Part of the problem is that Mr Branson is a tax exile. For the last 14 years he’s lived on his own Caribbean island and not paid UK tax. The public is rightly angry at those who are seen to dodge their obligations in the good times, only to ask for help when things get tough. Our first priority should be protecting Virgin’s employees. Do we really want to bailout a tax haven-based billionaire as well?

This is a question being asked by other countries. Last week France, Denmark and Poland announced that any company based in a tax haven won’t receive government support during the coronavirus crisis. This is a nice piece of populist posturing. But if you look into the detail, it’s clear that this ban is based on the highly political EU list of tax havens.
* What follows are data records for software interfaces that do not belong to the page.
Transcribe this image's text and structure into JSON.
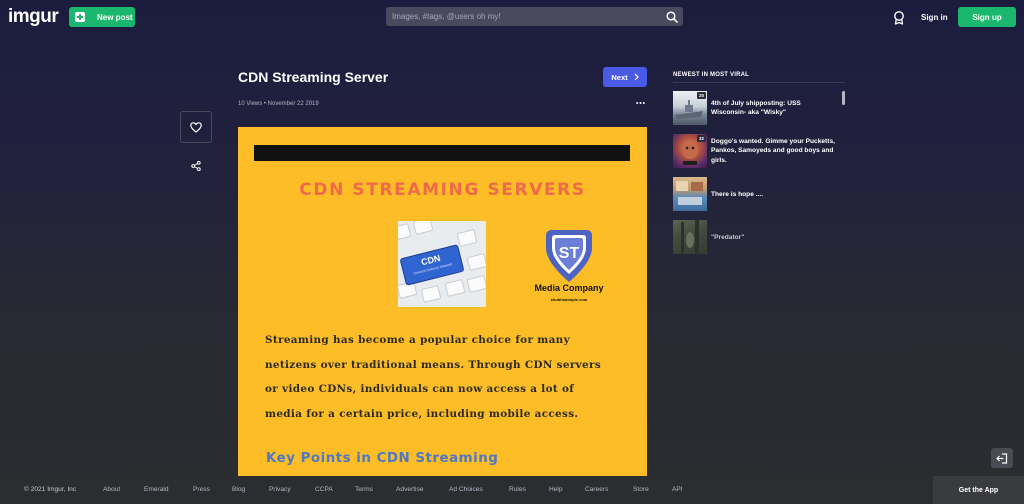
{
  "header": {
    "logo": "imgur",
    "new_post_label": "New post",
    "search_placeholder": "Images, #tags, @users oh my!",
    "sign_in_label": "Sign in",
    "sign_up_label": "Sign up"
  },
  "post": {
    "title": "CDN Streaming Server",
    "next_label": "Next",
    "meta": "10 Views • November 22 2019"
  },
  "post_image": {
    "heading": "CDN STREAMING SERVERS",
    "keyboard_key": "CDN",
    "keyboard_key_sub": "Content Delivery Network",
    "logo_letters": "ST",
    "logo_company": "Media Company",
    "logo_site": "shubhamtople.com",
    "paragraph_lines": [
      "Streaming has become a popular choice for many",
      "netizens over traditional means. Through CDN servers",
      "or video CDNs, individuals can now access a lot of",
      "media for a certain price, including mobile access."
    ],
    "subheading": "Key Points in CDN Streaming"
  },
  "sidebar": {
    "title": "NEWEST IN MOST VIRAL",
    "items": [
      {
        "title": "4th of July shipposting: USS Wisconsin- aka \"Wisky\"",
        "badge": "20",
        "thumb_colors": [
          "#dfe3e8",
          "#8a9aac",
          "#5b6675"
        ]
      },
      {
        "title": "Doggo's wanted. Gimme your Pucketts, Pankos, Samoyeds and good boys and girls.",
        "badge": "32",
        "thumb_colors": [
          "#6b3a8c",
          "#c4554a",
          "#3a2a4a"
        ]
      },
      {
        "title": "There is hope ....",
        "badge": "",
        "thumb_colors": [
          "#c2a27a",
          "#4a78a8",
          "#8a5a3a"
        ]
      },
      {
        "title": "\"Predator\"",
        "badge": "",
        "thumb_colors": [
          "#5a6a4a",
          "#7a8a6a",
          "#3a4a32"
        ]
      }
    ]
  },
  "footer": {
    "copyright": "© 2021 Imgur, Inc",
    "links": [
      "About",
      "Emerald",
      "Press",
      "Blog",
      "Privacy",
      "CCPA",
      "Terms",
      "Advertise",
      "Ad Choices",
      "Rules",
      "Help",
      "Careers",
      "Store",
      "API"
    ],
    "get_app_label": "Get the App"
  },
  "colors": {
    "accent_green": "#1bb76e",
    "next_blue": "#4b5ae4",
    "image_yellow": "#fcbd26",
    "heading_coral": "#f06a4a",
    "subheading_blue": "#4f78c4"
  }
}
This blacklist manages to include the tiny pacific island of Vanuatu, but not major European havens such as Luxembourg or Ireland. Academics Rasmus Christensen and Javier Garcia-Bernardo tentatively estimate that the Danish rule only applies to 70 companies. This includes a few phone stores, a property business and a group of mink farms. This is hardly a sweeping ban on tax dodging companies receiving state support.

If governments want to avoid handing out money to companies that artificially slash their tax bills, they should apply the much more stringent principles set out by the Fair Tax Mark. Companies must say no to using tax havens and tax avoidance structures, lift the lid on their tax affairs and disclose who ultimately profits from their activities.

This whole debate shows the power of public anger at companies and wealthy individuals seen as failing to pay the proper amount of tax. If I was a chief executive, I’d be thinking twice in future about using clever accounting practices to artificially bring down my tax bill.

But ultimately this shouldn’t be about decisions by individual company bosses. Our tax rules are full of holes. The framework for taxing global firms is over a hundred years old and was designed for an era when world trade was primarily about moving physical goods. It needs to be fixed.

We’ve also had decades when governments have driven a race to the bottom on corporate tax rates. In 2010, UK companies paid 28 per cent on their profits. Now the rate is 19 per cent. This is less than the basic rate of income tax. This needs to stop.

We need a properly functioning tax system to pay for the public services we deserve. The current health and economic crisis has shown in painful detail how threadbare our social safety net is. Think of the care staff paid a pittance and denied proper personal protection equipment, or of people now relying on a measly £95 a week of statutory sick pay.

As the immediate pain of the crisis lifts, we need to think about what kind of country we want to live in. I’d like to see a response more in line with 1945 and the creation of the modern welfare state, than with 2008 and the last decade of austerity. The Prime Minister had promised to “put the people first”. He must follow through on this.

To make this vision a reality, politicians need to fix the system to make companies and wealthy individuals pay their fair share. This means cracking down on tax dodging, increasing taxes on companies and finding a way to tax wealth properly. We need a new deal to build something better after coronavirus.